One of the ongoing tactics of the left is to claim that vote fraud is not real. To quote the character Verbal in Usual Suspects:
Of course, vote fraud exists. There are people in prison for it now and during the 2016 Michigan recount 37% of Detroit’s precincts had more votes cast than there were registered voters. Several states have tried to increase ballot security by ensuring that only eligible voters are registered and that persons presenting themselves to vote are actually the voter. While the best known method are various Voter ID laws, there are other efforts to remove voters who are dead and who have moved from the jurisdiction from the voting rolls. Typically this is done by sending a series of letters to an address and then removing from the rolls voters whose letters are returned to the elections office. For very obvious political and cultural reasons, the Obama administration was an implaccable opponent of anything that kept the franchise limited to eligible voters.
One of the major cases heading toward the US Supreme Court is from Ohio and called Husted v. A. Philip Randolph Institute. Here, Ohio is being sued to force it to stop using mail as a way of validating the existence of a voter. This case is both important and petty. It is important because Ohio is being sued because it is actually cleaning up its voter rolls. It is petty because if a voter is stricken from the rolls, they are still able, under federal law, to cast a provisional ballot. So the theoretical inconvenience of a handful of voters is said to outweigh the value of every other vote cast.
Back in September, the 6th Circuit ruled that Ohio had violated the law by proactively purging voter lists. Ohio appealed and the Supreme Court accepted the case for hearing during the next term. But there is where the story gets interesting:
Today, DOJ filed an amicus brief in Husted v. A. Philip Randolph Institute. The case, now at SCOTUS, is about whether the NVRA prevents certain types of purges…
But the DOJ filing is notable in and of itself. Today, DOJ said that Ohio’s purge is fine. But as the brief itself notes, that’s not what DOJ said last year, either in amicus participation in a Georgia federal trial court or in the 6th Circuit version of this very case. (As mentioned, I was involved.) It’s quite rare for the DOJ to change course after a filing a brief in the court of appeals: the Solicitor General’s office is often called the “Tenth Justice,” in part because while reversals happen, there’s a thumb on the scale to treat DOJ filings with some internal quasi-precedential weight.
And the brief is also notable for another reason: the signature block shows no participation from career civil rights attorneys. (The same thing happened with the controversial Title VII filing two weeks ago in the 2d Circuit, when DOJ weighed in on the opposite site of the EEOC.) In the normal course, you’ll see political and career attorneys from both the appropriate DOJ Division and the SG’s office, like this brief here. Not so today.

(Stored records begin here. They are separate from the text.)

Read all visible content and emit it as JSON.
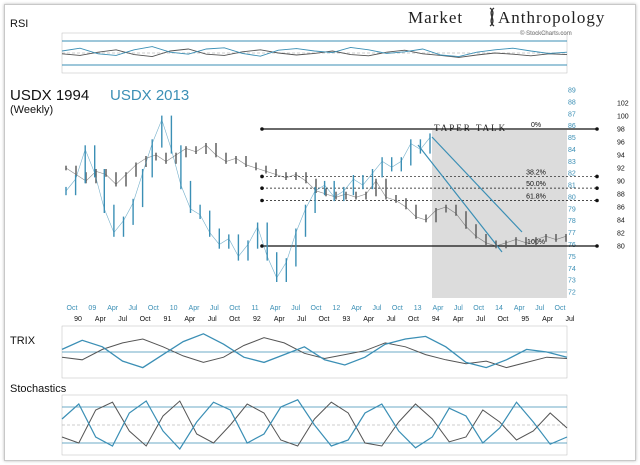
{
  "branding": {
    "brand_left": "Market",
    "brand_right": "Anthropology",
    "source": "© StockCharts.com"
  },
  "panels": {
    "rsi_label": "RSI",
    "trix_label": "TRIX",
    "stoch_label": "Stochastics"
  },
  "colors": {
    "primary": "#3b8fb5",
    "secondary": "#555555",
    "shade": "#dcdcdc",
    "fib_line": "#111111",
    "background": "#ffffff"
  },
  "chart_data": {
    "type": "line",
    "title_1994": "USDX 1994",
    "title_2013": "USDX 2013",
    "subtitle": "(Weekly)",
    "annotation": "TAPER TALK",
    "series": [
      {
        "name": "USDX 1994",
        "color": "#555555",
        "axis": "right",
        "ylim": [
          72,
          104
        ],
        "x": [
          0,
          10,
          20,
          30,
          40,
          50,
          60,
          70,
          80,
          90,
          100,
          110,
          120,
          130,
          140,
          150,
          160,
          170,
          180,
          190,
          200,
          210,
          220,
          230,
          240,
          250,
          260,
          270,
          280,
          290,
          300,
          310,
          320,
          330,
          340,
          350,
          360,
          370,
          380,
          390,
          400,
          410,
          420,
          430,
          440,
          450,
          460,
          470,
          480,
          490,
          500
        ],
        "values": [
          92,
          91,
          90,
          91.5,
          91,
          89.5,
          91,
          92.5,
          93.5,
          94,
          93,
          94,
          95,
          94.5,
          95.5,
          94,
          93,
          93.5,
          92.5,
          92,
          91.5,
          91,
          90.5,
          91,
          90,
          88.5,
          88,
          87.5,
          88,
          87.5,
          88,
          90,
          87.5,
          87,
          86,
          84.5,
          84,
          85.5,
          86,
          85,
          83,
          81.5,
          80.5,
          80,
          80.5,
          81,
          80.5,
          81,
          81.5,
          81,
          81.5
        ]
      },
      {
        "name": "USDX 2013",
        "color": "#3b8fb5",
        "axis": "left",
        "ylim": [
          71.5,
          89
        ],
        "x": [
          0,
          10,
          20,
          30,
          40,
          50,
          60,
          70,
          80,
          90,
          100,
          110,
          120,
          130,
          140,
          150,
          160,
          170,
          180,
          190,
          200,
          210,
          220,
          230,
          240,
          250,
          260,
          270,
          280,
          290,
          300,
          310,
          320,
          330,
          340,
          350,
          360,
          370,
          380
        ],
        "values": [
          80.5,
          81.5,
          84,
          82,
          79,
          77,
          78,
          79.5,
          82,
          84.5,
          86.5,
          84,
          81,
          79,
          78.5,
          77,
          76,
          76.5,
          75,
          76,
          77.5,
          75,
          73.2,
          74.5,
          77,
          79,
          80.5,
          81,
          80,
          80.5,
          81.5,
          81,
          82,
          83,
          82.5,
          83,
          84.5,
          84,
          85
        ]
      }
    ],
    "left_axis": {
      "ticks": [
        "89",
        "88",
        "87",
        "86",
        "85",
        "84",
        "83",
        "82",
        "81",
        "80",
        "79",
        "78",
        "77",
        "76",
        "75",
        "74",
        "73",
        "72"
      ],
      "values": [
        89,
        88,
        87,
        86,
        85,
        84,
        83,
        82,
        81,
        80,
        79,
        78,
        77,
        76,
        75,
        74,
        73,
        72
      ]
    },
    "right_axis": {
      "ticks": [
        "102",
        "100",
        "98",
        "96",
        "94",
        "92",
        "90",
        "88",
        "86",
        "84",
        "82",
        "80"
      ],
      "values": [
        102,
        100,
        98,
        96,
        94,
        92,
        90,
        88,
        86,
        84,
        82,
        80
      ]
    },
    "fib_levels": [
      {
        "label": "0%",
        "value": 98
      },
      {
        "label": "38.2%",
        "value": 90.7
      },
      {
        "label": "50.0%",
        "value": 88.9
      },
      {
        "label": "61.8%",
        "value": 87.0
      },
      {
        "label": "100%",
        "value": 80
      }
    ],
    "x_axis_top": [
      "Oct",
      "09",
      "Apr",
      "Jul",
      "Oct",
      "10",
      "Apr",
      "Jul",
      "Oct",
      "11",
      "Apr",
      "Jul",
      "Oct",
      "12",
      "Apr",
      "Jul",
      "Oct",
      "13",
      "Apr",
      "Jul",
      "Oct",
      "14",
      "Apr",
      "Jul",
      "Oct"
    ],
    "x_axis_bottom": [
      "90",
      "Apr",
      "Jul",
      "Oct",
      "91",
      "Apr",
      "Jul",
      "Oct",
      "92",
      "Apr",
      "Jul",
      "Oct",
      "93",
      "Apr",
      "Jul",
      "Oct",
      "94",
      "Apr",
      "Jul",
      "Oct",
      "95",
      "Apr",
      "Jul"
    ],
    "rsi": {
      "ylim": [
        0,
        100
      ],
      "blue": [
        55,
        62,
        48,
        44,
        58,
        66,
        52,
        47,
        60,
        63,
        49,
        42,
        57,
        61,
        55,
        51,
        64,
        58,
        49,
        53,
        60,
        45,
        41,
        52,
        58,
        62,
        55,
        49,
        52
      ],
      "gray": [
        48,
        44,
        52,
        58,
        46,
        41,
        55,
        60,
        47,
        44,
        53,
        58,
        50,
        45,
        49,
        55,
        46,
        43,
        52,
        57,
        48,
        44,
        39,
        45,
        50,
        47,
        43,
        48,
        46
      ]
    },
    "trix": {
      "ylim": [
        -1,
        1
      ],
      "blue": [
        0.1,
        0.45,
        0.2,
        -0.35,
        -0.6,
        -0.1,
        0.4,
        0.7,
        0.3,
        -0.2,
        -0.4,
        -0.1,
        0.2,
        -0.3,
        -0.5,
        -0.2,
        0.3,
        0.5,
        0.6,
        0.2,
        -0.4,
        -0.6,
        -0.3,
        0.1,
        0.0,
        -0.2
      ],
      "gray": [
        -0.2,
        -0.3,
        0.1,
        0.35,
        0.5,
        0.2,
        -0.15,
        -0.4,
        -0.2,
        0.25,
        0.55,
        0.35,
        -0.05,
        -0.25,
        -0.1,
        0.05,
        0.35,
        0.2,
        -0.1,
        -0.3,
        -0.45,
        -0.35,
        -0.6,
        -0.4,
        -0.2,
        -0.25
      ]
    },
    "stochastics": {
      "ylim": [
        0,
        100
      ],
      "blue": [
        60,
        85,
        30,
        15,
        70,
        90,
        40,
        10,
        55,
        88,
        75,
        20,
        35,
        80,
        92,
        50,
        15,
        25,
        70,
        85,
        40,
        12,
        30,
        78,
        65,
        20,
        45,
        88,
        55,
        18,
        30
      ],
      "gray": [
        30,
        20,
        75,
        88,
        40,
        15,
        65,
        90,
        35,
        20,
        50,
        85,
        70,
        25,
        15,
        60,
        88,
        70,
        20,
        15,
        55,
        85,
        60,
        22,
        30,
        75,
        55,
        25,
        40,
        70,
        45
      ]
    }
  }
}
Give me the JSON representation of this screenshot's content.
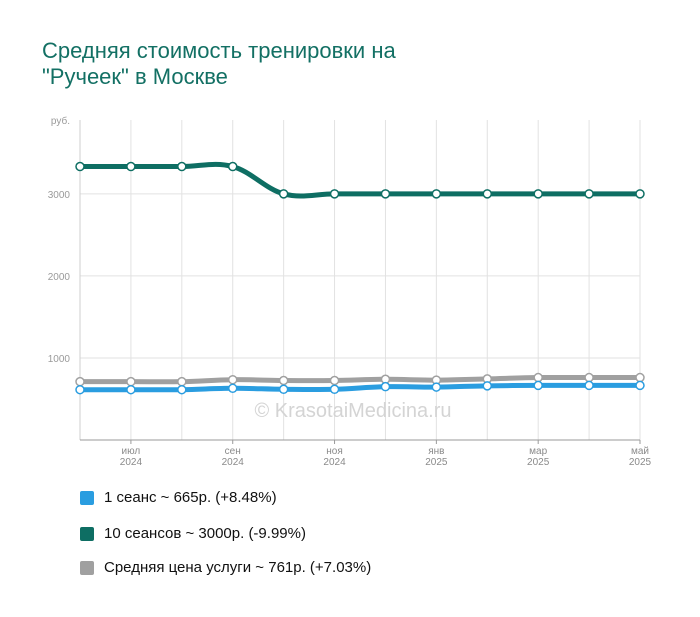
{
  "title_line1": "Средняя стоимость тренировки на",
  "title_line2": "\"Ручеек\" в Москве",
  "watermark": "© KrasotaiMedicina.ru",
  "chart_data": {
    "type": "line",
    "y_unit": "руб.",
    "ylim": [
      0,
      3900
    ],
    "yticks": [
      1000,
      2000,
      3000
    ],
    "x_tick_labels": [
      {
        "month": "июл",
        "year": "2024",
        "x": 1
      },
      {
        "month": "сен",
        "year": "2024",
        "x": 3
      },
      {
        "month": "ноя",
        "year": "2024",
        "x": 5
      },
      {
        "month": "янв",
        "year": "2025",
        "x": 7
      },
      {
        "month": "мар",
        "year": "2025",
        "x": 9
      },
      {
        "month": "май",
        "year": "2025",
        "x": 11
      }
    ],
    "x": [
      0,
      1,
      2,
      3,
      4,
      5,
      6,
      7,
      8,
      9,
      10,
      11
    ],
    "grid": true,
    "legend_position": "bottom",
    "series": [
      {
        "name": "1 сеанс ~ 665р. (+8.48%)",
        "color": "#2a9de0",
        "values": [
          613,
          613,
          613,
          630,
          618,
          618,
          650,
          645,
          660,
          665,
          665,
          665
        ]
      },
      {
        "name": "10 сеансов ~ 3000р. (-9.99%)",
        "color": "#0e6e63",
        "values": [
          3333,
          3333,
          3333,
          3333,
          3000,
          3000,
          3000,
          3000,
          3000,
          3000,
          3000,
          3000
        ]
      },
      {
        "name": "Средняя цена услуги ~ 761р. (+7.03%)",
        "color": "#a0a0a0",
        "values": [
          711,
          711,
          711,
          735,
          725,
          725,
          740,
          730,
          745,
          761,
          761,
          761
        ]
      }
    ]
  }
}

Since the arrival of the Trump administration, the Justice Department has been unraveling a lot of policies of the Obama administration. It refused to defend the DAFA program which gave quasi-legal status to the families of “Dreamers.” It refused to attack various ‘bathroom’ laws. It has now gone on record saying that sexual (dis)orientation is not covered as an illegal reason to dismiss an employee under Title VII of the Civil Rights Act. In all these cases, Trump’s Justice Department disavowed positions taken very recently by the Obama Justice Department. Many of these decisions have been accomplished despite the views of the career attorneys who loyally carried out the Obama agenda. I don’t have the time to dig into the names on the brief but I think the author of the post I quoted gets too cute by half. One of the signers of the amicus brief is Malcolm Stewart who has been in the Solicitor General’s office since at least 2004.
While, as it isn’t legislation, many anti-Trumpers claim this is nothing, the fact is that locking in these legal decisions has great value in shutting down avenues used by progressives to move through the courts an agenda they can’t move politically.
We don’t know how the Supreme Court will rule on this but with Neil Gorsuch on the bench we have a much better chance of giving states the authority they need protect our votes than we had six months ago.